= Venues of the 2026 Winter Olympics and Paralympics =

The 2026 Winter Olympics and 2026 Winter Paralympics, hosted by the cities of Milan and Cortina d'Ampezzo, used 25 event venues across four clusters in northern Italy. These consisted of nineteen existing venues, two newly built venues, and four temporary venues. Over 90% of the venues were either pre-existing or temporary. The Games were the most geographically widespread in Winter Olympic Games history; the use of existing venues meant that the events were held in an area spanning more than 22000 km2.

== Milan cluster ==
Milan contained four competition venues for four Olympic sports and one Paralympic sport.
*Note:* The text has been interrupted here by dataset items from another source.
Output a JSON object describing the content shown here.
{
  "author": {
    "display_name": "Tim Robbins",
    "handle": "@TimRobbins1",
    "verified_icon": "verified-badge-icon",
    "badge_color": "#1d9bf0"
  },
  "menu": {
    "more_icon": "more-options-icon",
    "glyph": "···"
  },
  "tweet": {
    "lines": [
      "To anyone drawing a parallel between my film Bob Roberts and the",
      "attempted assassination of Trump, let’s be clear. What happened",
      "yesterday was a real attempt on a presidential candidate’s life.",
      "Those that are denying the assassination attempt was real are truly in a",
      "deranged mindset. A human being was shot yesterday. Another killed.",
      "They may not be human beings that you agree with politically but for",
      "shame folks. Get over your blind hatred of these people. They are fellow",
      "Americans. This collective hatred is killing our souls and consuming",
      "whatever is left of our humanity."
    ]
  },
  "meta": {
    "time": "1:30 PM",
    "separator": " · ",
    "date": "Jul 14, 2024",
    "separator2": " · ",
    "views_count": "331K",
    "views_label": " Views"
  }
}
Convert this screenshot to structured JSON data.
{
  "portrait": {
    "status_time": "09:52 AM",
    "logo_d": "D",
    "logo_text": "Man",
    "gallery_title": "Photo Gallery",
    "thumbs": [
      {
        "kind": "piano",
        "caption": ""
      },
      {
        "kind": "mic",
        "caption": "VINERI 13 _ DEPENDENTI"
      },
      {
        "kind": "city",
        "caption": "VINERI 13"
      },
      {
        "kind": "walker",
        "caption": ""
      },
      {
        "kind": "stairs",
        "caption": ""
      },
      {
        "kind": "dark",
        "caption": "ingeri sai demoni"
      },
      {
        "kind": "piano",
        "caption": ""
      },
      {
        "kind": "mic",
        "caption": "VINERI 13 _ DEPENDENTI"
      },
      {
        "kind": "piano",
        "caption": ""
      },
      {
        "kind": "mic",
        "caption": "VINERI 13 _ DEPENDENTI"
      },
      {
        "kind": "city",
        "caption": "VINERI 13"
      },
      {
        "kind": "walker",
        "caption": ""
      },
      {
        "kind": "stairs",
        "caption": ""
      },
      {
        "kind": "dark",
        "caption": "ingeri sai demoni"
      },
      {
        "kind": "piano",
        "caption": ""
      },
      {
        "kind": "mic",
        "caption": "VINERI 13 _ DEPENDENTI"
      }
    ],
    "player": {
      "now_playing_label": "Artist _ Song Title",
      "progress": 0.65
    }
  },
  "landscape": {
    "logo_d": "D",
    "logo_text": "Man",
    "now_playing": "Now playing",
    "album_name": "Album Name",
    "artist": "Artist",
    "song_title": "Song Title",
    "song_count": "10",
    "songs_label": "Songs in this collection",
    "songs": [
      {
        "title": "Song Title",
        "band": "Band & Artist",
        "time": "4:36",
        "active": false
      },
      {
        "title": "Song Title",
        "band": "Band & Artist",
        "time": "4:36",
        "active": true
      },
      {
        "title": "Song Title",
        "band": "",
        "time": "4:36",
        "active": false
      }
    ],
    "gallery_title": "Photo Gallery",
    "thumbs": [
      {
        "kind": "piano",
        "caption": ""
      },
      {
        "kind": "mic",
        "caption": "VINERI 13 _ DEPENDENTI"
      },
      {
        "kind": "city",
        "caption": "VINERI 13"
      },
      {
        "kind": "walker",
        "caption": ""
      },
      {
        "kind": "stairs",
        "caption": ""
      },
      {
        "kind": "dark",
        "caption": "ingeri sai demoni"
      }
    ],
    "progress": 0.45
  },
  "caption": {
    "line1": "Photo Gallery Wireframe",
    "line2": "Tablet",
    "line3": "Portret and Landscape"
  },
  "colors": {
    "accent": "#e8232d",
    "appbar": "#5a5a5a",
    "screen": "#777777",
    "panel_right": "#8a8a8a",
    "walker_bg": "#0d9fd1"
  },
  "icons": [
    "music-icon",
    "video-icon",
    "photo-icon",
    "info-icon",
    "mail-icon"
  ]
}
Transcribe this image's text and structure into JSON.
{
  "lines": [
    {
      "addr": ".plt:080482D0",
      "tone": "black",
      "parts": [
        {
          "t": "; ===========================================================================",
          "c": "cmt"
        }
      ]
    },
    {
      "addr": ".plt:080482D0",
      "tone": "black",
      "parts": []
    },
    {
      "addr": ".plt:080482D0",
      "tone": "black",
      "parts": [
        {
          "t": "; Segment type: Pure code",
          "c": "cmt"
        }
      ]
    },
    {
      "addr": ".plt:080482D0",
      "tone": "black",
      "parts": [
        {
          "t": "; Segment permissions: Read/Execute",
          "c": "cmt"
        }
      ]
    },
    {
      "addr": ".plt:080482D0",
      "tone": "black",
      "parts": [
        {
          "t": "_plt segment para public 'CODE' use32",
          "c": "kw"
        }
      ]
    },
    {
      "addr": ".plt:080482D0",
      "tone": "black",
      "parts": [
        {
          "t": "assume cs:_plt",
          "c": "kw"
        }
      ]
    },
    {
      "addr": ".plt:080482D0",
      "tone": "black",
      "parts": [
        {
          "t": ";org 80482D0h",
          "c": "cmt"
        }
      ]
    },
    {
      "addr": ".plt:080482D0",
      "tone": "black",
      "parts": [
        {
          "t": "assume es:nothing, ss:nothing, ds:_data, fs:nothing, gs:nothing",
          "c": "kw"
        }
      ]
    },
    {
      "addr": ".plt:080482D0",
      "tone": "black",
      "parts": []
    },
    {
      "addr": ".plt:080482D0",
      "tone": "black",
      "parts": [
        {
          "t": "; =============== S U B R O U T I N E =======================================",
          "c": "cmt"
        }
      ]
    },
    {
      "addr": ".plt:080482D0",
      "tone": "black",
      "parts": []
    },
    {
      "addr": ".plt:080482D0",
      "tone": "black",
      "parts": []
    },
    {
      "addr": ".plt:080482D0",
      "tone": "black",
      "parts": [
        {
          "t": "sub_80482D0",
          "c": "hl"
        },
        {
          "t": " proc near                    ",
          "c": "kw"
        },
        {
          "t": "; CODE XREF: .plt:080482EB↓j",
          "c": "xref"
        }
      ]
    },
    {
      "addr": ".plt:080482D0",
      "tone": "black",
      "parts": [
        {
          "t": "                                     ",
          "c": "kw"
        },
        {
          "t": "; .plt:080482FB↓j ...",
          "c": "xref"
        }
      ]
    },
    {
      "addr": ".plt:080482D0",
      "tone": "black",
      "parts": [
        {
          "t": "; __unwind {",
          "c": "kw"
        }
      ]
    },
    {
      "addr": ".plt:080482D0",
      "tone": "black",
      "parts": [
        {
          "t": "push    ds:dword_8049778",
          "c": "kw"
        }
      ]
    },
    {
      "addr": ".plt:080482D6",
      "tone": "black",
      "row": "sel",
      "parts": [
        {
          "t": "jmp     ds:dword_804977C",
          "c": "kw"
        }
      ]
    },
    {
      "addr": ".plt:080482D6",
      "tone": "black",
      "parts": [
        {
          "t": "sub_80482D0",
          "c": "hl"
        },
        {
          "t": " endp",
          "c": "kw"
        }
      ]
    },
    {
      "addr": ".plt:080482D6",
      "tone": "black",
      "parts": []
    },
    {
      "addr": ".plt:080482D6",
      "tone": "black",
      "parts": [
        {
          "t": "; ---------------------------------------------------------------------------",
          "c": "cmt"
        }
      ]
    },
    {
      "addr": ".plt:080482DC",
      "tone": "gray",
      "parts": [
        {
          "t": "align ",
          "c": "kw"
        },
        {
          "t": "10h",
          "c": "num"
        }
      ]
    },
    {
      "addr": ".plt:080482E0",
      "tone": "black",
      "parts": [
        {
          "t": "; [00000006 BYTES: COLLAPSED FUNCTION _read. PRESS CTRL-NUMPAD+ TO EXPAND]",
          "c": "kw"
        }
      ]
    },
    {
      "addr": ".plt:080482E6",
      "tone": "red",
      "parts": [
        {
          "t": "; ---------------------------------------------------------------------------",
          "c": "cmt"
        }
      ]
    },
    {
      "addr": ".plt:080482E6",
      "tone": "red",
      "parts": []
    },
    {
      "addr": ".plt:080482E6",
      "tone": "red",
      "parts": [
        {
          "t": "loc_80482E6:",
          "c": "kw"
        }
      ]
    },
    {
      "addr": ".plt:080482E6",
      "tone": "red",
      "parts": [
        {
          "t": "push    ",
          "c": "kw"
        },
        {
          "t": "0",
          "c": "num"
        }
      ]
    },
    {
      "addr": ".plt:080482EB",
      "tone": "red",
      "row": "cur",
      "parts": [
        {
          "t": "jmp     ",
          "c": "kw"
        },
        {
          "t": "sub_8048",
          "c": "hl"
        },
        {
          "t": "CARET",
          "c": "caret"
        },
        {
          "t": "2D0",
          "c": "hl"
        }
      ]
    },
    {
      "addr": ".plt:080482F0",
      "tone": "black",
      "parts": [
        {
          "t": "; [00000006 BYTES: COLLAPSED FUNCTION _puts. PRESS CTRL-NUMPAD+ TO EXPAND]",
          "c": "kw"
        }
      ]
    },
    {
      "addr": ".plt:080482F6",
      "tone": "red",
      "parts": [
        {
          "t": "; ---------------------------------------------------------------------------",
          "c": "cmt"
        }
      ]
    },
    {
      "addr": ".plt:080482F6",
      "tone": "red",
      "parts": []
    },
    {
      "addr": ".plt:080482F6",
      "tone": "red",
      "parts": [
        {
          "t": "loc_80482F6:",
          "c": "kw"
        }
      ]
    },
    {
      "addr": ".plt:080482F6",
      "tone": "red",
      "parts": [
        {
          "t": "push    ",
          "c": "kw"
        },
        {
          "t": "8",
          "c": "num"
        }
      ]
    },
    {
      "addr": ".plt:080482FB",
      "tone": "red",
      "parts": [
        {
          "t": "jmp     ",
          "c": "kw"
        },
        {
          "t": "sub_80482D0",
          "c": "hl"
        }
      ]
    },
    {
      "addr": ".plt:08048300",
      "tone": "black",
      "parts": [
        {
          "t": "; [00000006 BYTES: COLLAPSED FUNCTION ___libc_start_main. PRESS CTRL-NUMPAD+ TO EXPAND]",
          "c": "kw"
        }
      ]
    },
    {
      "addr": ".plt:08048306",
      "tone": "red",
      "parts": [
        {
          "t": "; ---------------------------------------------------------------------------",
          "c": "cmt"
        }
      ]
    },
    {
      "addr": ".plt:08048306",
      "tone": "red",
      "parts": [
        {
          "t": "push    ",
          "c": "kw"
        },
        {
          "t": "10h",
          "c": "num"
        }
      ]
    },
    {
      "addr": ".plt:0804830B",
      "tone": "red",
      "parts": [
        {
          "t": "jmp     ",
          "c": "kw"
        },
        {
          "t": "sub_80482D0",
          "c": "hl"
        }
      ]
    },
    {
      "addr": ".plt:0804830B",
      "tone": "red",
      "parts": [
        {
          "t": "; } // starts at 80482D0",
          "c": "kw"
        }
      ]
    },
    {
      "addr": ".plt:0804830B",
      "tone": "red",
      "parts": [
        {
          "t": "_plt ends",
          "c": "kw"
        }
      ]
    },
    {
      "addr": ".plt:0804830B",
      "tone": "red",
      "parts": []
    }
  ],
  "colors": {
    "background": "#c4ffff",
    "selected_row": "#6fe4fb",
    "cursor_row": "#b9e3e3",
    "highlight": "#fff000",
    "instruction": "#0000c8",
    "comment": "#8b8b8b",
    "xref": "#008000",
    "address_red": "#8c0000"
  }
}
Construction on a new 16,000-seat ice hockey venue in the Santa Giulia area commenced on 28 November 2023 at an initial estimate of €180 million; however, an additional €70–90 million was reportedly needed due to rising costs of energy and materials. Six buildings that comprised an Olympic and Paralympic Village in Milan were built at the railyard of the Milano Porta Romana railway station; the project's initial cost of €100 million was later revised to €140 million. Temporary arenas were also built at the Fiera Milano Rho complex for ice hockey and speed skating at a cost of €15 million.
- Milano San Siro Olympic Stadium – Olympic opening ceremony
- Milano Santagiulia Ice Hockey Arena – ice hockey, para ice hockey
- Milano Ice Park in Rho – IBC, MBC, ice hockey, speed skating
- Milano Ice Skating Arena – figure skating, short track
- Milano Olympic & Paralympic Village

== Cortina d'Ampezzo cluster ==
Cortina d'Ampezzo contained four competition venues for five Olympic sports and three Paralympic sports. In addition, the venue for biathlon was located in Antholz.

Impresa Pizzarotti started on construction of a new bobsleigh, luge, and skeleton track in Cortina d'Ampezzo at a cost of €81 million. The government of Italy made the decision to rebuild the former track in Cortina d'Ampezzo used during the 1956 Winter Olympics despite opposition from the International Olympic Committee. The project received criticism from environmental groups due to the felling of 20000 m2 of larch forest. However, there were also concerns that the venue would not be finished in time for the Games; Mt. Van Hoevenberg Olympic Bobsled Run in Lake Placid, United States, had been selected as the backup venue for the sliding events. Venues in Austria (Olympic Sliding Centre Innsbruck in Igls) and Switzerland (St. Moritz-Celerina Olympic Bobrun in St. Moritz) were previously discussed as back-up sites. The track eventually opened in November 2025 at a construction cost of €118 million.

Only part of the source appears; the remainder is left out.